Sometimes this pressure escalates to a breaking point and then people are forced to make a choice: Do I find a way to cope with a lifetime of responsibilities I don't want, in a career I hate? Or do I chose to die instead?
Quite a few chose death, which accounts for Japan having one of the World's highest rates of suicide.
But a greater many chose to cope...and cope the best way they know how. They lose themselves in the fantasy worlds of Television and video games and comic books. Or they binge drink, chain smoke or gamble. They surround themselves with an array of distractions in order to escape reality.
This isn't unique to Japan, it happens in every society. Everyone, regardless of race or culture, has their own coping mechanisms in place to deal with stress. And it's completely normal and to a certain extent, healthy.
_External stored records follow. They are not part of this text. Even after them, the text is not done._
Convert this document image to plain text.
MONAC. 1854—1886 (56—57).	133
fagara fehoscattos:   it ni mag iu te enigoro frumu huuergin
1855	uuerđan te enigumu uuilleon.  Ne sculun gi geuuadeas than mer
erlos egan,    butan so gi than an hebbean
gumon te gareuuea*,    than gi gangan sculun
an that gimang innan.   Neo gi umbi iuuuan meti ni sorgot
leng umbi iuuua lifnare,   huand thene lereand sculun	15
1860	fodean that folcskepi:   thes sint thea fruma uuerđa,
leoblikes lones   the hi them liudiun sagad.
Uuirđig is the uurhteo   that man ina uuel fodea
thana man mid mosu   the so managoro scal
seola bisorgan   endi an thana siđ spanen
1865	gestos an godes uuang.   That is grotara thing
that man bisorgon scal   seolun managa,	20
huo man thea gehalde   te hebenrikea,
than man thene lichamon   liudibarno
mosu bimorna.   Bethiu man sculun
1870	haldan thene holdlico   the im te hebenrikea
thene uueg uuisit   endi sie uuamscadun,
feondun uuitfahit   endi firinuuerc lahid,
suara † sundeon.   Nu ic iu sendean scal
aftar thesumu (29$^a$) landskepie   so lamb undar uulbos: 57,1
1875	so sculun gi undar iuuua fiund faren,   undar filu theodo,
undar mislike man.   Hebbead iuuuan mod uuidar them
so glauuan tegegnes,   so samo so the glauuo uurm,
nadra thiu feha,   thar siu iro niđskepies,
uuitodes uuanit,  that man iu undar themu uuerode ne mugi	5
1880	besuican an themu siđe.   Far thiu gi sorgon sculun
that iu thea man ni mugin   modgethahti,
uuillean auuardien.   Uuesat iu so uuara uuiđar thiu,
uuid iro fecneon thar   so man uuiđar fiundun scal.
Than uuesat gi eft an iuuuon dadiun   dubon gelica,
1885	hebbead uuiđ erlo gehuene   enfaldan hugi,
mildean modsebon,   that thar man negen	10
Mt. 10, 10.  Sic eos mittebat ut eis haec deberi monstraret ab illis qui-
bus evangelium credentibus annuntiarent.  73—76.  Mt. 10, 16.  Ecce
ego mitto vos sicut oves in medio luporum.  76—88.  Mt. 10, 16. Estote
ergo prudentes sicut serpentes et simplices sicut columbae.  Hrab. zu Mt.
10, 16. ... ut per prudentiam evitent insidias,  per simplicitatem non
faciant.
But even seemingly positive and healthy ways to deal with stress (like reading or exercising) can become harmful if they're done in excess.
And seeing the the Pachinko parlors that are jam packed at 12 noon on a weekday or the business man passed out in his own vomit on the subway stairs, or the college student going grocery shopping dressed like Cinderella, I can't help wonder if that's exactly what is happening in Japan. Japanese culture is suffering from a collective stress overload...and no one knows what to do about it. Most are trying their best to live in denile, while meanwhile this culture of shame and perfectionism and guilt is chaining these poor souls to a lifetime of cigarettes and Wii.
Is there any hope that the society will realize that the solution isn't in learning the best way to live with stress, but rather, the best way to eliminate it?
Note: You could actually apply this same theory to Americans, who are in many ways equallly stressed and overworked. However, Americans' Weapons of Self Destruction (WSD's) are a little different. They don't escape to Pachinko and inhale cigarettes, they escape to McDonald's and inhale Big Macs.
One society gets cancer and the other gets morbid obesity. But societies are in trouble because they're killing themselves with stress. And I think we all need to stop living in denial about that.